Saturday, March 03, 2007

Why So Many Books About Ivory-bills?

J. Maarten Troost, author of The sex lives of cannibals, offers the following tongue-in-cheek explanation as to why he wrote a humorous travel novel about his two years spent living on Tarawa, a remote atoll in Kiribati:
It is the nature of books such as these—the travel, adventure, humor, memoir kind of book—to offer some driving force, an irreproachable motivation, for undertaking the odd journey. One reads, I had long been fascinated by the Red-arsed Llama, presumed extinct since 1742, and I determined to find one; or . . . . And typically, the writer emerges a little wiser, a little kinder, more spiritual, with a greater appreciation for the interconnectivity of all things.
It seems that Troost might have some unique insight into the psychological motivations that drive people to write books about their encounters with animals that others can’t find, such as the recent spate of books on the Ivory-billed Woodpecker (i.e., Jackson, Hoose, Gallagher, Harrison Luneau, Hill).

In my early teens, I eagerly devoured every page of Ivan T. Sanderson’s Abominable snowmen, and Bernard Huevelman’s On the track of unknown animals.
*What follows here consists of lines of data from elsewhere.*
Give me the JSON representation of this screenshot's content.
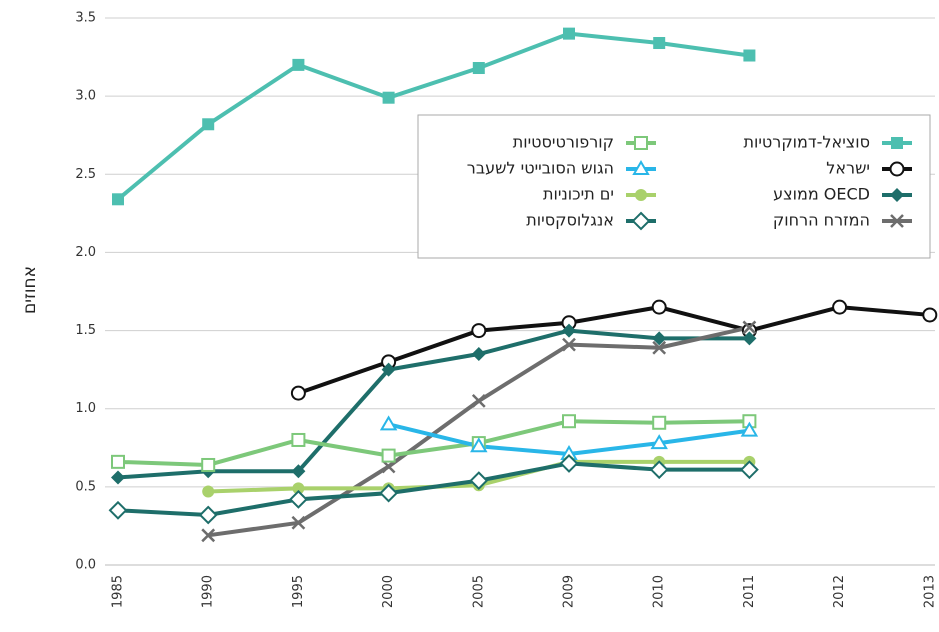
{
  "chart_data": {
    "type": "line",
    "y_label": "אחוזים",
    "categories": [
      "1985",
      "1990",
      "1995",
      "2000",
      "2005",
      "2009",
      "2010",
      "2011",
      "2012",
      "2013"
    ],
    "ylim": [
      0,
      3.5
    ],
    "yticks": [
      {
        "value": 0,
        "label": "0.0"
      },
      0.5,
      {
        "value": 1,
        "label": "1.0"
      },
      1.5,
      {
        "value": 2,
        "label": "2.0"
      },
      2.5,
      {
        "value": 3,
        "label": "3.0"
      },
      3.5
    ],
    "grid": true,
    "series": [
      {
        "name": "סוציאל-דמוקרטיות",
        "color": "#4dbfb0",
        "marker": "square-filled",
        "values": [
          2.34,
          2.82,
          3.2,
          2.99,
          3.18,
          3.4,
          3.34,
          3.26,
          null,
          null
        ]
      },
      {
        "name": "ישראל",
        "color": "#111111",
        "marker": "circle-open",
        "values": [
          null,
          null,
          1.1,
          1.3,
          1.5,
          1.55,
          1.65,
          1.5,
          1.65,
          1.6
        ]
      },
      {
        "name": "ממוצע OECD",
        "color": "#1e6e6a",
        "marker": "diamond-filled",
        "values": [
          0.56,
          0.6,
          0.6,
          1.25,
          1.35,
          1.5,
          1.45,
          1.45,
          null,
          null
        ]
      },
      {
        "name": "המזרח הרחוק",
        "color": "#6d6d6d",
        "marker": "x",
        "values": [
          null,
          0.19,
          0.27,
          0.63,
          1.05,
          1.41,
          1.39,
          1.52,
          null,
          null
        ]
      },
      {
        "name": "קורפורטיסטיות",
        "color": "#7dc87a",
        "marker": "square-open",
        "values": [
          0.66,
          0.64,
          0.8,
          0.7,
          0.78,
          0.92,
          0.91,
          0.92,
          null,
          null
        ]
      },
      {
        "name": "הגוש הסובייטי לשעבר",
        "color": "#29b6e8",
        "marker": "triangle-open",
        "values": [
          null,
          null,
          null,
          0.9,
          0.76,
          0.71,
          0.78,
          0.86,
          null,
          null
        ]
      },
      {
        "name": "ים תיכוניות",
        "color": "#a9d16b",
        "marker": "circle-filled",
        "values": [
          null,
          0.47,
          0.49,
          0.49,
          0.51,
          0.66,
          0.66,
          0.66,
          null,
          null
        ]
      },
      {
        "name": "אנגלוסקסיות",
        "color": "#1e6e6a",
        "marker": "diamond-open",
        "values": [
          0.35,
          0.32,
          0.42,
          0.46,
          0.54,
          0.65,
          0.61,
          0.61,
          null,
          null
        ]
      }
    ]
  }
}
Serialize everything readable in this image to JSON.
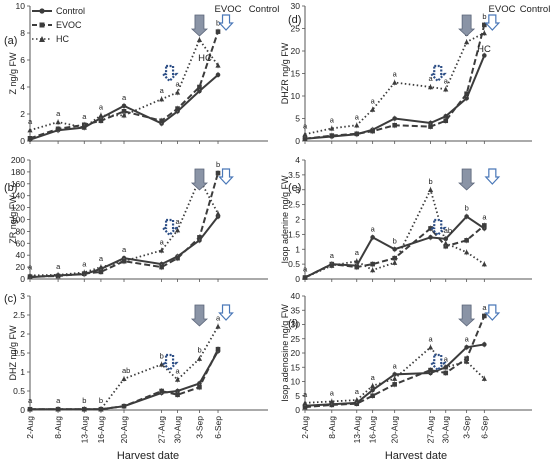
{
  "figure": {
    "xlabel_left": "Harvest date",
    "xlabel_right": "Harvest date",
    "legend": [
      "Control",
      "EVOC",
      "HC"
    ],
    "arrow_labels": {
      "evoc": "EVOC",
      "control": "Control",
      "hc": "HC"
    },
    "colors": {
      "series": "#3c3c3c",
      "evoc_arrow": "#8a94a6",
      "control_arrow": "#4a78b8",
      "hc_arrow": "#2e4f86",
      "error": "#888888"
    }
  },
  "chart_data": [
    {
      "type": "line",
      "panel": "(a)",
      "ylabel": "Z ng/g FW",
      "ylim": [
        0,
        10
      ],
      "yticks": [
        0,
        2,
        4,
        6,
        8,
        10
      ],
      "x": [
        "2-Aug",
        "8-Aug",
        "13-Aug",
        "16-Aug",
        "20-Aug",
        "27-Aug",
        "30-Aug",
        "3-Sep",
        "6-Sep"
      ],
      "series": [
        {
          "name": "Control",
          "values": [
            0.1,
            0.8,
            1.0,
            1.7,
            2.6,
            1.3,
            2.2,
            3.7,
            4.9
          ]
        },
        {
          "name": "EVOC",
          "values": [
            0.2,
            0.9,
            1.2,
            1.5,
            2.2,
            1.5,
            2.4,
            4.0,
            8.1
          ]
        },
        {
          "name": "HC",
          "values": [
            0.8,
            1.4,
            1.0,
            1.9,
            1.9,
            3.1,
            3.6,
            7.5,
            5.6
          ]
        }
      ],
      "annotations": [
        "a",
        "a",
        "a",
        "a",
        "a",
        "a",
        "a",
        "a",
        "b",
        "a",
        "b",
        "c",
        "a",
        "b"
      ]
    },
    {
      "type": "line",
      "panel": "(b)",
      "ylabel": "ZR ng/g FW",
      "ylim": [
        0,
        200
      ],
      "yticks": [
        0,
        20,
        40,
        60,
        80,
        100,
        120,
        140,
        160,
        180,
        200
      ],
      "x": [
        "2-Aug",
        "8-Aug",
        "13-Aug",
        "16-Aug",
        "20-Aug",
        "27-Aug",
        "30-Aug",
        "3-Sep",
        "6-Sep"
      ],
      "series": [
        {
          "name": "Control",
          "values": [
            3,
            6,
            8,
            17,
            35,
            25,
            38,
            65,
            105
          ]
        },
        {
          "name": "EVOC",
          "values": [
            4,
            5,
            9,
            12,
            30,
            20,
            35,
            70,
            178
          ]
        },
        {
          "name": "HC",
          "values": [
            6,
            7,
            11,
            20,
            30,
            48,
            82,
            168,
            110
          ]
        }
      ],
      "annotations": [
        "a",
        "a",
        "a",
        "a",
        "a",
        "a",
        "a",
        "a",
        "b",
        "b",
        "c",
        "a",
        "b"
      ]
    },
    {
      "type": "line",
      "panel": "(c)",
      "ylabel": "DHZ ng/g FW",
      "ylim": [
        0,
        3
      ],
      "yticks": [
        0,
        0.5,
        1,
        1.5,
        2,
        2.5,
        3
      ],
      "x": [
        "2-Aug",
        "8-Aug",
        "13-Aug",
        "16-Aug",
        "20-Aug",
        "27-Aug",
        "30-Aug",
        "3-Sep",
        "6-Sep"
      ],
      "series": [
        {
          "name": "Control",
          "values": [
            0.02,
            0.02,
            0.02,
            0.02,
            0.1,
            0.45,
            0.5,
            0.7,
            1.55
          ]
        },
        {
          "name": "EVOC",
          "values": [
            0.02,
            0.02,
            0.02,
            0.02,
            0.1,
            0.5,
            0.4,
            0.6,
            1.6
          ]
        },
        {
          "name": "HC",
          "values": [
            0.02,
            0.02,
            0.02,
            0.02,
            0.82,
            1.2,
            0.8,
            1.35,
            2.2
          ]
        }
      ],
      "annotations": [
        "a",
        "a",
        "b",
        "b",
        "ab",
        "b",
        "a",
        "b",
        "a",
        "a"
      ]
    },
    {
      "type": "line",
      "panel": "(d)",
      "ylabel": "DHZR ng/g FW",
      "ylim": [
        0,
        30
      ],
      "yticks": [
        0,
        5,
        10,
        15,
        20,
        25,
        30
      ],
      "x": [
        "2-Aug",
        "8-Aug",
        "13-Aug",
        "16-Aug",
        "20-Aug",
        "27-Aug",
        "30-Aug",
        "3-Sep",
        "6-Sep"
      ],
      "series": [
        {
          "name": "Control",
          "values": [
            0.5,
            1.0,
            1.5,
            2.5,
            5.0,
            4.0,
            5.5,
            9.5,
            19.0
          ]
        },
        {
          "name": "EVOC",
          "values": [
            0.5,
            1.2,
            1.6,
            2.2,
            3.5,
            3.2,
            4.5,
            10.5,
            25.8
          ]
        },
        {
          "name": "HC",
          "values": [
            1.5,
            2.8,
            3.5,
            7.0,
            13.0,
            12.0,
            11.5,
            22.0,
            24.0
          ]
        }
      ],
      "annotations": [
        "a",
        "a",
        "a",
        "a",
        "a",
        "a",
        "a",
        "b",
        "b",
        "b",
        "a",
        "b",
        "a",
        "b"
      ]
    },
    {
      "type": "line",
      "panel": "(e)",
      "ylabel": "Isop adenine ng/g FW",
      "ylim": [
        0,
        4
      ],
      "yticks": [
        0,
        0.5,
        1,
        1.5,
        2,
        2.5,
        3,
        3.5,
        4
      ],
      "x": [
        "2-Aug",
        "8-Aug",
        "13-Aug",
        "16-Aug",
        "20-Aug",
        "27-Aug",
        "30-Aug",
        "3-Sep",
        "6-Sep"
      ],
      "series": [
        {
          "name": "Control",
          "values": [
            0.05,
            0.5,
            0.45,
            1.4,
            1.0,
            1.4,
            1.35,
            2.1,
            1.7
          ]
        },
        {
          "name": "EVOC",
          "values": [
            0.05,
            0.5,
            0.4,
            0.5,
            0.7,
            1.7,
            1.1,
            1.3,
            1.8
          ]
        },
        {
          "name": "HC",
          "values": [
            0.05,
            0.45,
            0.6,
            0.3,
            0.55,
            3.0,
            1.2,
            0.9,
            0.5
          ]
        }
      ],
      "annotations": [
        "a",
        "a",
        "a",
        "a",
        "b",
        "b",
        "ab",
        "b",
        "a",
        "a",
        "a",
        "b",
        "a",
        "b"
      ]
    },
    {
      "type": "line",
      "panel": "(f)",
      "ylabel": "Isop adenosine ng/g FW",
      "ylim": [
        0,
        40
      ],
      "yticks": [
        0,
        5,
        10,
        15,
        20,
        25,
        30,
        35,
        40
      ],
      "x": [
        "2-Aug",
        "8-Aug",
        "13-Aug",
        "16-Aug",
        "20-Aug",
        "27-Aug",
        "30-Aug",
        "3-Sep",
        "6-Sep"
      ],
      "series": [
        {
          "name": "Control",
          "values": [
            1.5,
            2.0,
            2.5,
            7.0,
            12.5,
            13.0,
            15.0,
            22.0,
            23.0
          ]
        },
        {
          "name": "EVOC",
          "values": [
            1.0,
            1.8,
            2.2,
            5.0,
            9.0,
            14.0,
            13.0,
            18.0,
            33.0
          ]
        },
        {
          "name": "HC",
          "values": [
            2.5,
            3.0,
            3.5,
            8.5,
            11.0,
            22.0,
            15.0,
            17.0,
            11.0
          ]
        }
      ],
      "annotations": [
        "a",
        "a",
        "a",
        "a",
        "a",
        "a",
        "a",
        "a",
        "a",
        "b",
        "b",
        "b",
        "a",
        "b",
        "c"
      ]
    }
  ]
}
If I were a teen today, I might be equally attracted to fantastical, hope-filled stories about a winged creature that once roamed our southern swamps, and today is often referred to reverentially (if incorrectly; see here and here) as the Lord God Bird.

2 Comments:

Blogger cyberthrush said...

I think it's more of a 2-way street than you acknowledge here -- of course there are 'psychological motivations' for publishing such work (there are psy. motivations for any sort of writing/communicating -- including blogs ;-), but there is also an audience of inquiring minds thirsty for such info, ranging from teenage J. Trapps to serious academic scientists; such stories are afterall big news, and without an attentive audience the writings would dry up.

March 03, 2007 12:10 PM  
Blogger John L. Trapp said...

There is indeed a large and attentive audience for these types of books, and the IBWO books to date have generally been exceptionally well-written (award-winning even) and entertaining.